« Vivre le temps des troubles », des clés pour un monde chaotique
Critique du livre par Jean-Christophe Ploquin, La Croix, le 18 décembre 2017
CRITIQUE DE LIVRE. Thierry de Montbrial décrit avec maestria les chocs provoqués par le progrès scientifique et la révolution numérique sur les États et les sociétés. Et il exhorte l’Europe à montrer le chemin d’une nouvelle gouvernance mondiale
« Vivre le temps des troubles » de Thierry de Montbrial, Albin Michel, 2017, 170 pages, 15 €
Il faut avoir le cœur bien accroché pour observer la transformation accélérée du monde. Dans le domaine scientifique, les découvertes fondamentales du XX° siècle – théories de la relativité, mécanique quantique, double hélice de l’ADN… – et leurs développements n’ont pas fini de brouiller les repères traditionnels. Dans le domaine des technologies, la maîtrise du couple énergie-matière, le développement infini du numérique, la révolution de l’intelligence artificielle ont de quoi donner le tournis.
Les innovations bousculent l’économie et le rapport de l’homme à la machine, au robot, à lui-même. Les États sont contestés dans leur rôle protecteur et les individus, consommateurs et citoyens, oscillent avec ambivalence face au changement. Certaines sociétés font de la résistance, provoquant de nouvelles tensions internationales.
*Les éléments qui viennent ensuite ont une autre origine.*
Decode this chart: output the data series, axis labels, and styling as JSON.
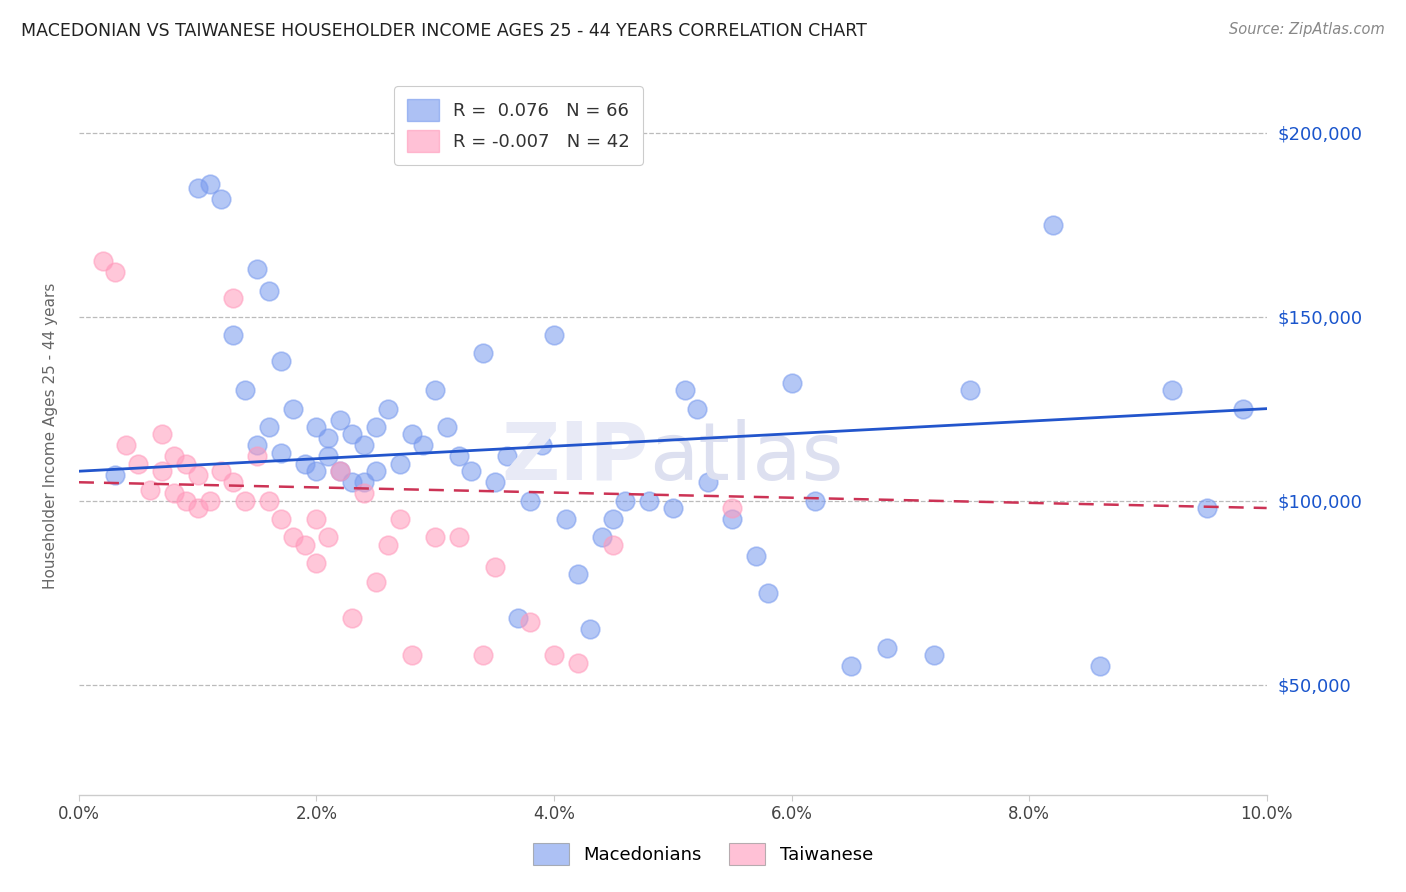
{
  "title": "MACEDONIAN VS TAIWANESE HOUSEHOLDER INCOME AGES 25 - 44 YEARS CORRELATION CHART",
  "source": "Source: ZipAtlas.com",
  "ylabel": "Householder Income Ages 25 - 44 years",
  "xlabel_ticks": [
    "0.0%",
    "2.0%",
    "4.0%",
    "6.0%",
    "8.0%",
    "10.0%"
  ],
  "xlabel_vals": [
    0.0,
    0.02,
    0.04,
    0.06,
    0.08,
    0.1
  ],
  "ylabel_right_labels": [
    "$50,000",
    "$100,000",
    "$150,000",
    "$200,000"
  ],
  "ylabel_right_vals": [
    50000,
    100000,
    150000,
    200000
  ],
  "xmin": 0.0,
  "xmax": 0.1,
  "ymin": 20000,
  "ymax": 215000,
  "macedonian_R": 0.076,
  "macedonian_N": 66,
  "taiwanese_R": -0.007,
  "taiwanese_N": 42,
  "macedonian_color": "#7799ee",
  "taiwanese_color": "#ff99bb",
  "trend_macedonian_color": "#2255cc",
  "trend_taiwanese_color": "#cc3355",
  "legend_macedonians": "Macedonians",
  "legend_taiwanese": "Taiwanese",
  "macedonian_x": [
    0.003,
    0.01,
    0.011,
    0.012,
    0.013,
    0.014,
    0.015,
    0.015,
    0.016,
    0.016,
    0.017,
    0.017,
    0.018,
    0.019,
    0.02,
    0.02,
    0.021,
    0.021,
    0.022,
    0.022,
    0.023,
    0.023,
    0.024,
    0.024,
    0.025,
    0.025,
    0.026,
    0.027,
    0.028,
    0.029,
    0.03,
    0.031,
    0.032,
    0.033,
    0.034,
    0.035,
    0.036,
    0.037,
    0.038,
    0.039,
    0.04,
    0.041,
    0.042,
    0.043,
    0.044,
    0.045,
    0.046,
    0.048,
    0.05,
    0.051,
    0.052,
    0.053,
    0.055,
    0.057,
    0.058,
    0.06,
    0.062,
    0.065,
    0.068,
    0.072,
    0.075,
    0.082,
    0.086,
    0.092,
    0.095,
    0.098
  ],
  "macedonian_y": [
    107000,
    185000,
    186000,
    182000,
    145000,
    130000,
    163000,
    115000,
    157000,
    120000,
    138000,
    113000,
    125000,
    110000,
    120000,
    108000,
    117000,
    112000,
    122000,
    108000,
    118000,
    105000,
    115000,
    105000,
    120000,
    108000,
    125000,
    110000,
    118000,
    115000,
    130000,
    120000,
    112000,
    108000,
    140000,
    105000,
    112000,
    68000,
    100000,
    115000,
    145000,
    95000,
    80000,
    65000,
    90000,
    95000,
    100000,
    100000,
    98000,
    130000,
    125000,
    105000,
    95000,
    85000,
    75000,
    132000,
    100000,
    55000,
    60000,
    58000,
    130000,
    175000,
    55000,
    130000,
    98000,
    125000
  ],
  "taiwanese_x": [
    0.002,
    0.003,
    0.004,
    0.005,
    0.006,
    0.007,
    0.007,
    0.008,
    0.008,
    0.009,
    0.009,
    0.01,
    0.01,
    0.011,
    0.012,
    0.013,
    0.013,
    0.014,
    0.015,
    0.016,
    0.017,
    0.018,
    0.019,
    0.02,
    0.02,
    0.021,
    0.022,
    0.023,
    0.024,
    0.025,
    0.026,
    0.027,
    0.028,
    0.03,
    0.032,
    0.034,
    0.035,
    0.038,
    0.04,
    0.042,
    0.045,
    0.055
  ],
  "taiwanese_y": [
    165000,
    162000,
    115000,
    110000,
    103000,
    118000,
    108000,
    112000,
    102000,
    110000,
    100000,
    107000,
    98000,
    100000,
    108000,
    155000,
    105000,
    100000,
    112000,
    100000,
    95000,
    90000,
    88000,
    95000,
    83000,
    90000,
    108000,
    68000,
    102000,
    78000,
    88000,
    95000,
    58000,
    90000,
    90000,
    58000,
    82000,
    67000,
    58000,
    56000,
    88000,
    98000
  ]
}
Des phrases simples et ciselées qui relèvent parfois de la méditation
Ancien professeur à l’École Polytechnique et président de l’Institut français des relations internationales (Ifri) depuis bientôt 40 ans, Thierry de Montbrial est sans doute l’un des meilleurs guides à suivre et à lire pour prendre la mesure de ce désordre.
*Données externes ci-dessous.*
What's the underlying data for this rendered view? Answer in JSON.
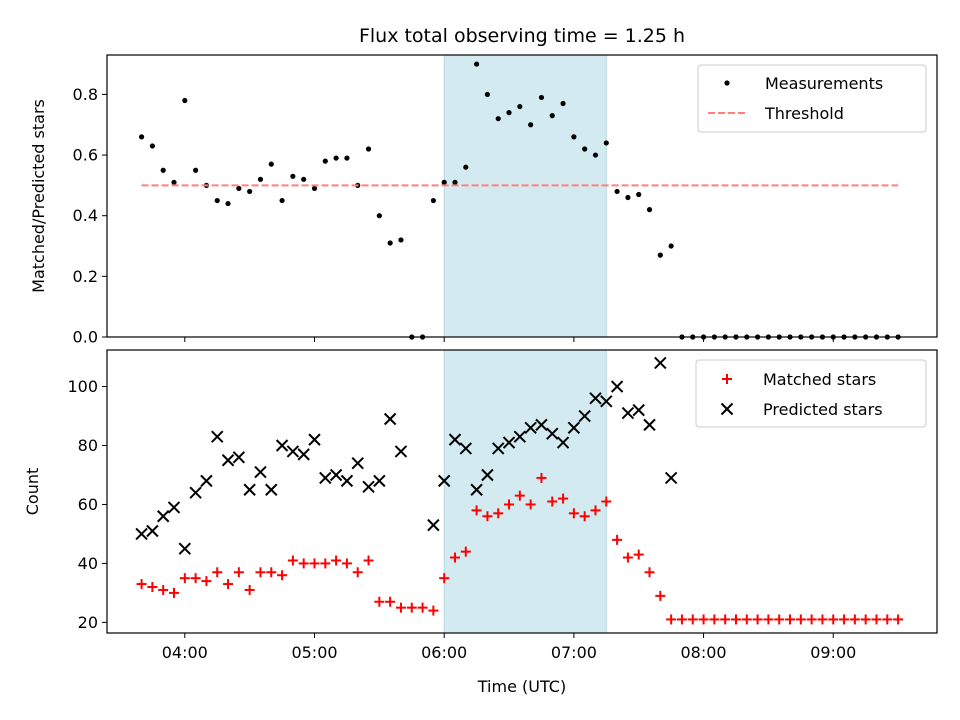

Son essai traduit un grand souci de pédagogie. Ses phrases simples et ciselées relèvent parfois de la méditation, lucide et sans affect. Il pointe notamment les limites de la science pour définir correctement la vie et celles de la technologie pour reproduire l’irréductible de l’homme : sa conscience et son âme. Il souligne le rôle des religions comme cadre de relation à la transcendance, aspiration profondément humaine.
L’espoir que les hommes reprennent les rênes de ce monde fragmenté
Réaliste dans l’analyse des relations internationales, Thierry de Montbrial défend néanmoins des projets à la limite de l’utopie dans l’espoir que les hommes reprennent les rênes de ce monde fragmenté.
Il recommande l’émergence d’un réseau de puissances moyennes qui coopéreraient à une nouvelle gouvernance mondiale. Et il attend de la construction européenne qu’elle soit le laboratoire d’un nouveau type d’unité et de solidarité politiques.